Earlier Tuesday, the Senate blocked a Democratic attempt to end debate on the tobacco legislation, aimed at discouraging youth smoking by raising the price of cigarettes by $1.10 a pack. There were no signs of compromise at the time.
"There is no movement toward any kind of consensus," Sen. Dan Coats (R-Ind.) told reporters.
Republicans have attacked the legislation as too expensive, advocating passage of a less costly bill that would include tax breaks for working-class Americans to counteract the increased cost of cigarettes.
The president rejected such proposals. "It's clear that one of the things that will lead to a reduction in teen smoking is making cigarettes more expensive," Clinton said. He added that states and the federal government need to raise funds to help pay for smoking-related medical fees, health research and anti-smoking campaigns.
The vote to end debate -- a necessary prelude to any action on the bill itself -- failed on a 56-42 vote, 18 votes short of the 60 required for cloture.
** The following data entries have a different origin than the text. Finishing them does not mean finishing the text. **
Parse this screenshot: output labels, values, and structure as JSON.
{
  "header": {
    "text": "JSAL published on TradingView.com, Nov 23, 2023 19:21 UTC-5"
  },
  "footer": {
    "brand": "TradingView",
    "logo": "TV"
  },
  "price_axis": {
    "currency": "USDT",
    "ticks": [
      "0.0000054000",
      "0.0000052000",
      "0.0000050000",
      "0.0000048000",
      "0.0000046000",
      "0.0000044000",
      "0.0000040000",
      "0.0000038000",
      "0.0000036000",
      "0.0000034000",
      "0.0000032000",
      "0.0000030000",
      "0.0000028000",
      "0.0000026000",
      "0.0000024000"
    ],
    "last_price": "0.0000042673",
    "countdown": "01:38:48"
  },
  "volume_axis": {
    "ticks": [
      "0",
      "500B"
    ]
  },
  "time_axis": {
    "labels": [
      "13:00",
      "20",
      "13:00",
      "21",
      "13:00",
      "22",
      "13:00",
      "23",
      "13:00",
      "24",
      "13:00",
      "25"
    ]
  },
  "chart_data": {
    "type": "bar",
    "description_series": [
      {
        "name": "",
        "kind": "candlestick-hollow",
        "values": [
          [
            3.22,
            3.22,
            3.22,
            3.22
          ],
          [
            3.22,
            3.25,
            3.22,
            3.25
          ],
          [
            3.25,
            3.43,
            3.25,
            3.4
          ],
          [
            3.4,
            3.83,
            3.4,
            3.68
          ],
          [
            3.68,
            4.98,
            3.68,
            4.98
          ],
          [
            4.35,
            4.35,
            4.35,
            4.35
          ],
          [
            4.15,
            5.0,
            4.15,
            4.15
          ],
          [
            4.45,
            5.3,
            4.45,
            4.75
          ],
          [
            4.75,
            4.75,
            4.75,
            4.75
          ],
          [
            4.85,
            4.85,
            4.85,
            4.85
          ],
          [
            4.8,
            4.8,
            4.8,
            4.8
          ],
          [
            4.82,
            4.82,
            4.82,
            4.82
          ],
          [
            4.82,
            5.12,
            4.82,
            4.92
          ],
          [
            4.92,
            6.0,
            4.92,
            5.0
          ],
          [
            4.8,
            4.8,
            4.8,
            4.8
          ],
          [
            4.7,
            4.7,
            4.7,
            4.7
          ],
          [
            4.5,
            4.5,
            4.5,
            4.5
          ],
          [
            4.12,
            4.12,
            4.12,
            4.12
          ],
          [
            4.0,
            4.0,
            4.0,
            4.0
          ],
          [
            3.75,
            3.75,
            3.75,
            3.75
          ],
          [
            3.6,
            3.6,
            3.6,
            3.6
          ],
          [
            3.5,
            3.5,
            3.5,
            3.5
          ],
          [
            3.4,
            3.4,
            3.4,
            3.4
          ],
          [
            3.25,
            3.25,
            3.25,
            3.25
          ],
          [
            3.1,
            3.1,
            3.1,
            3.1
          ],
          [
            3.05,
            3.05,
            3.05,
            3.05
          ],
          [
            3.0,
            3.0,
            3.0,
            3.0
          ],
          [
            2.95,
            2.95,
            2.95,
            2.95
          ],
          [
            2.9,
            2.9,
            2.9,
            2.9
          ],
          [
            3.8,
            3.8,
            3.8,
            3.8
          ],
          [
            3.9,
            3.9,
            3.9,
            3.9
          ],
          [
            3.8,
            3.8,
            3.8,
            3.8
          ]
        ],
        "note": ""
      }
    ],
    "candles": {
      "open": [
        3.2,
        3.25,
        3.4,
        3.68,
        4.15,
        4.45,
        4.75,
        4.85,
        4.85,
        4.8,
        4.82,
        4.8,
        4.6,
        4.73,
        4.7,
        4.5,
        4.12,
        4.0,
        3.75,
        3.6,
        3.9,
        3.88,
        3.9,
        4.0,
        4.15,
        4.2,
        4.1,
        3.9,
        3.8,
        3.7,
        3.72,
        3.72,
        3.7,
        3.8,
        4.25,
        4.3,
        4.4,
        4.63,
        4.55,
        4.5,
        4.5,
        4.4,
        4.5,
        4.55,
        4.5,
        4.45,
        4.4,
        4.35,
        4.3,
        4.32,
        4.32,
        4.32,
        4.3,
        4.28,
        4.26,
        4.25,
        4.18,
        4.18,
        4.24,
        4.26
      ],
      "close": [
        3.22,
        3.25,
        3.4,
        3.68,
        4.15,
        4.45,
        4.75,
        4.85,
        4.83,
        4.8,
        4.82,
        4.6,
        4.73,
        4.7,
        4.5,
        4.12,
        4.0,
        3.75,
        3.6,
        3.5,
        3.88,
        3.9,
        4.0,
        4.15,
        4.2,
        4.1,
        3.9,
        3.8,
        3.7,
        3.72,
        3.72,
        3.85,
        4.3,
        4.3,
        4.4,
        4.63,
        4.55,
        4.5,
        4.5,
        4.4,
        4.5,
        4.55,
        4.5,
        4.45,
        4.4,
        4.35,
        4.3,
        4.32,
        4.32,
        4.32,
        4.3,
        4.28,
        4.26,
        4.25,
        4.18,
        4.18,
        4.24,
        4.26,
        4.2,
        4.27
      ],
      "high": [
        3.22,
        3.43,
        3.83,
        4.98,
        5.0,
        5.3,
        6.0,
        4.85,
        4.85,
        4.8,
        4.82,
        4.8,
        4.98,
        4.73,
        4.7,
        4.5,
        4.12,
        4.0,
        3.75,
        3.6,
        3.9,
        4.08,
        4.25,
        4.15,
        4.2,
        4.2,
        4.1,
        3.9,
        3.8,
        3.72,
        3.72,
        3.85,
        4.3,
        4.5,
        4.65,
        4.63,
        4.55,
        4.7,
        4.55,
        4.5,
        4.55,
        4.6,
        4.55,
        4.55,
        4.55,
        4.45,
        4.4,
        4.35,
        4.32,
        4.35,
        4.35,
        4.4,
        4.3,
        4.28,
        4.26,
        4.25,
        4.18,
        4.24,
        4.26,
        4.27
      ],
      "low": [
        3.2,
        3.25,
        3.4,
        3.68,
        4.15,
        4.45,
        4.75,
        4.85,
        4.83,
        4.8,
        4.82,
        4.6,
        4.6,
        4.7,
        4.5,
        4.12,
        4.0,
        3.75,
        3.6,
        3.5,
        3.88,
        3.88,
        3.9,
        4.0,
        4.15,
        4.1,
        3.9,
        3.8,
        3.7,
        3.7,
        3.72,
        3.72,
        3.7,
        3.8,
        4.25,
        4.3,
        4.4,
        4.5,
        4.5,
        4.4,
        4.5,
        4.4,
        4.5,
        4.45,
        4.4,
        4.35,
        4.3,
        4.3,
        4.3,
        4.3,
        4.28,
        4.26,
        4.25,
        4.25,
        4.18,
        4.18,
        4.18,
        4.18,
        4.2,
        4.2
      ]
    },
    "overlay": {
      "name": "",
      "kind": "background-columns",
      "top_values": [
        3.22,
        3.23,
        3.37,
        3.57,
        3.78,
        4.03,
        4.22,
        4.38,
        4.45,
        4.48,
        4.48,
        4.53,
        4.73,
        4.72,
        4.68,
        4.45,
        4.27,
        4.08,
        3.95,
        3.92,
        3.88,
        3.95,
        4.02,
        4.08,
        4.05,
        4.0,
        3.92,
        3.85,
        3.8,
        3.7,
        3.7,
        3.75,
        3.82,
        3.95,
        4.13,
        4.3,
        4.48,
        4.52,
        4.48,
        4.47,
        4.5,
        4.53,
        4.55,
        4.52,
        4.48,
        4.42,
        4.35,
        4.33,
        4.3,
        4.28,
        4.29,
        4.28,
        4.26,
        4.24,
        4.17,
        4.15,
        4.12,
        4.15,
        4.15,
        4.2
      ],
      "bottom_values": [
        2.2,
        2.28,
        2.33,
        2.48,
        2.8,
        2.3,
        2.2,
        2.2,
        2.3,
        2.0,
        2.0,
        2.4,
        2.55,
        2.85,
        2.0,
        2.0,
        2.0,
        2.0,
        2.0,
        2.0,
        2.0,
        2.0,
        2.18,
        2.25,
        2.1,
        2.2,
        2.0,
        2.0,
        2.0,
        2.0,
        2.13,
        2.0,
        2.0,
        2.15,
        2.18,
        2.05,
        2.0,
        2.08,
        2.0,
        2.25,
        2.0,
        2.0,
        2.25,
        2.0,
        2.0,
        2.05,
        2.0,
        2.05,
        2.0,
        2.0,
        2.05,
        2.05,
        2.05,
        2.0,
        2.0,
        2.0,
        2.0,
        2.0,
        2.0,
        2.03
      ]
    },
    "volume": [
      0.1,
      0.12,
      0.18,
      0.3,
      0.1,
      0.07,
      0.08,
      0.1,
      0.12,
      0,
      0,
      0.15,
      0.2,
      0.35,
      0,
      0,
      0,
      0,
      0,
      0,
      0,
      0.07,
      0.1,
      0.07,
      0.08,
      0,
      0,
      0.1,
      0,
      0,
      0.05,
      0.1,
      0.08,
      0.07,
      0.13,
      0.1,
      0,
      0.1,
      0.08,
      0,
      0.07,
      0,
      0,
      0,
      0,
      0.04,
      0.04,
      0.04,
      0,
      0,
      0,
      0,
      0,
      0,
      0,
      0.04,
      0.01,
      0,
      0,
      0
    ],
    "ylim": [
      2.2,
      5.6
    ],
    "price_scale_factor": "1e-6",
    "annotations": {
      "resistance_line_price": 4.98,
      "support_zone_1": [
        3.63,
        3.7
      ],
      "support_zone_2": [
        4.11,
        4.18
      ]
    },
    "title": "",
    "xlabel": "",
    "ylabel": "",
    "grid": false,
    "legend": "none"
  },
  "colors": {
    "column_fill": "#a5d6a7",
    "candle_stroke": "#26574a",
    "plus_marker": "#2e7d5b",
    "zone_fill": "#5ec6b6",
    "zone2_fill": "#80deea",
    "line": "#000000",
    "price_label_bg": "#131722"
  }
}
Senate Minority Leader Tom Daschle (D-S.D) said after the failed vote he planned another cloture vote on Wednesday, and that Democrats will continue to hold votes daily in an effort to push the bill through the Senate.
The measure, which would also grant the Food and Drug Administration the authority to regulate nicotine as a drug, has been slowed in the last week by intense partisan debate over amendments.
Clinton has threatened to make tobacco an issue in next fall's congressional elections if the bill is not passed.